I weigh more than this cow -- for now. Moo! MATT BARNARD/Tulsa World
I weigh 259.8 pounds -- the heaviest I've ever been.
My doctor told me I was obese. And that conversation was 15 pounds ago.
I know, you're probably tired of me talking about weight AGAIN. Honestly, I'm tired of talking about it, too. But it is, appropriately enough, the elephant in the room. No use avoiding it.
So I went back to Weight Watchers (a.k.a., Dubya Dubya) last week. I followed the plan for two months last year and lost 22 pounds -- and felt awesome!

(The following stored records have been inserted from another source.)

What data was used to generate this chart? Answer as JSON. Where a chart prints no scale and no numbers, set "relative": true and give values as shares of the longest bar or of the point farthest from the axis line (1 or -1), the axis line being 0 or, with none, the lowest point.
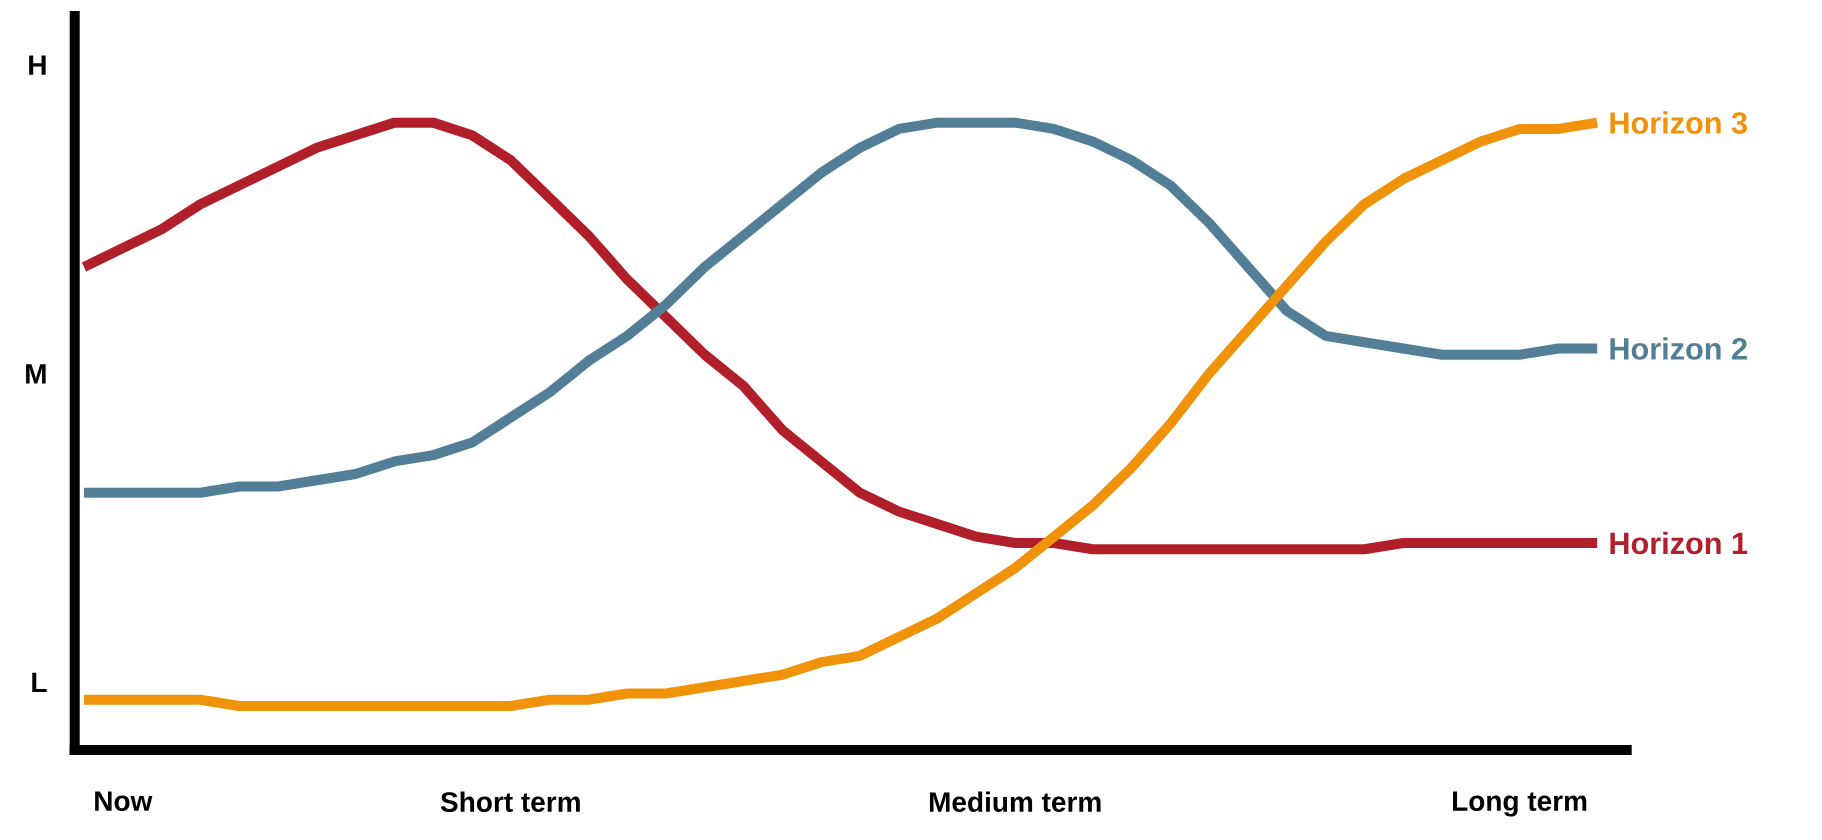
{
  "chart_data": {
    "type": "line",
    "relative": true,
    "legend": false,
    "line_style": "solid",
    "categories": [
      null,
      "Now",
      null,
      null,
      null,
      null,
      null,
      null,
      null,
      null,
      null,
      "Short term",
      null,
      null,
      null,
      null,
      null,
      null,
      null,
      null,
      null,
      null,
      null,
      null,
      "Medium term",
      null,
      null,
      null,
      null,
      null,
      null,
      null,
      null,
      null,
      null,
      null,
      null,
      "Long term",
      null,
      null
    ],
    "annotations": [
      "L",
      "M",
      "H"
    ],
    "series": [
      {
        "name": "Horizon 1",
        "color": "#b01f2a",
        "values": [
          0.77,
          0.8,
          0.83,
          0.87,
          0.9,
          0.93,
          0.96,
          0.98,
          1.0,
          1.0,
          0.98,
          0.94,
          0.88,
          0.82,
          0.75,
          0.69,
          0.63,
          0.58,
          0.51,
          0.46,
          0.41,
          0.38,
          0.36,
          0.34,
          0.33,
          0.33,
          0.32,
          0.32,
          0.32,
          0.32,
          0.32,
          0.32,
          0.32,
          0.32,
          0.33,
          0.33,
          0.33,
          0.33,
          0.33,
          0.33
        ]
      },
      {
        "name": "Horizon 2",
        "color": "#527f97",
        "values": [
          0.41,
          0.41,
          0.41,
          0.41,
          0.42,
          0.42,
          0.43,
          0.44,
          0.46,
          0.47,
          0.49,
          0.53,
          0.57,
          0.62,
          0.66,
          0.71,
          0.77,
          0.82,
          0.87,
          0.92,
          0.96,
          0.99,
          1.0,
          1.0,
          1.0,
          0.99,
          0.97,
          0.94,
          0.9,
          0.84,
          0.77,
          0.7,
          0.66,
          0.65,
          0.64,
          0.63,
          0.63,
          0.63,
          0.64,
          0.64
        ]
      },
      {
        "name": "Horizon 3",
        "color": "#f0920a",
        "values": [
          0.08,
          0.08,
          0.08,
          0.08,
          0.07,
          0.07,
          0.07,
          0.07,
          0.07,
          0.07,
          0.07,
          0.07,
          0.08,
          0.08,
          0.09,
          0.09,
          0.1,
          0.11,
          0.12,
          0.14,
          0.15,
          0.18,
          0.21,
          0.25,
          0.29,
          0.34,
          0.39,
          0.45,
          0.52,
          0.6,
          0.67,
          0.74,
          0.81,
          0.87,
          0.91,
          0.94,
          0.97,
          0.99,
          0.99,
          1.0
        ]
      }
    ]
  }
}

This time around, screw my old goals of looking svelte, getting into designer jeans or impressing particular people -- I want to FEEL better. I wanna not jump when I pass in front of my living room mirror. Seriously, I've actually flinched when spying my reflection. Not a good sign.
In all sincerity, I am SOOO excited to be back on the Dubya Dubya wagon, as I'm tired of tanking up on junk food and not working out. I've missed spinach salads, egg-white omelets (with spinach) and curried chicken salad (served on spinach). I have a thing for spinach, sorry.
I've also missed pasta, which -- odd as this seems -- I ate WAAAAY more of while on Dubya Dubya than I did in the past eight months of gaining 60-plus pounds.
One of the things I'm going to prepare this week is the following pasta dish, which is FABULOUS -- and a mere seven points per serving (or 28 points, if you feel compelled to eat the whole dang thing).
Pasta Salad with Blue Cheese, Walnuts and Arugula
2 tablespoons chopped walnuts, coarsely chopped
1/2 teaspoon table salt
6 ounces uncooked bowtie pasta
2 cups arugula, baby leaves, stems removed
2 tablespoons chives, fresh, minced
1 cup grape tomatoes, halved
1 tablespoon white wine vinegar
1 tablespoon olive oil, extra-virgin
1/4 teaspoon table salt
1/4 teaspoon black pepper
3 tablespoon blue cheese, crumbled
1. Place walnuts in a small, heavy-bottomed skillet. Toast nuts over medium-high heat until lightly browned, shaking skillet frequently, about 1 to 2 minutes; remove from skillet and set aside.
2. Bring 3 quarts of water and 1/2 teaspoon of salt to a boil in a large pot. Stir in pasta and cook until tender, about 11 to 13 minutes; remove 1 tablespoon of pasta cooking water and save for dressing below. Drain pasta and place in a large serving bowl; immediately add arugula and toss well. Cover bowl with a lid or tight fitting plastic wrap; set aside until arugula is limp, about 5 minutes. Stir in chives and tomatoes.
3. In a cup, stir together vinegar, oil, reserved tablespoon of pasta cooking water, remaining 1/4 teaspoon of salt and pepper in a cup. Pour dressing over pasta salad and toss well; sprinkle with blue cheese. Yields about 1 1/4 cups per serving.
Note: If you're using mature arugula leaves, chop and add them to the pasta for 1 to 2 minutes at the end of the cooking time to blanch them. Drain the pasta and arugula, and immediately move to the next step of mixing the salad ingredients together.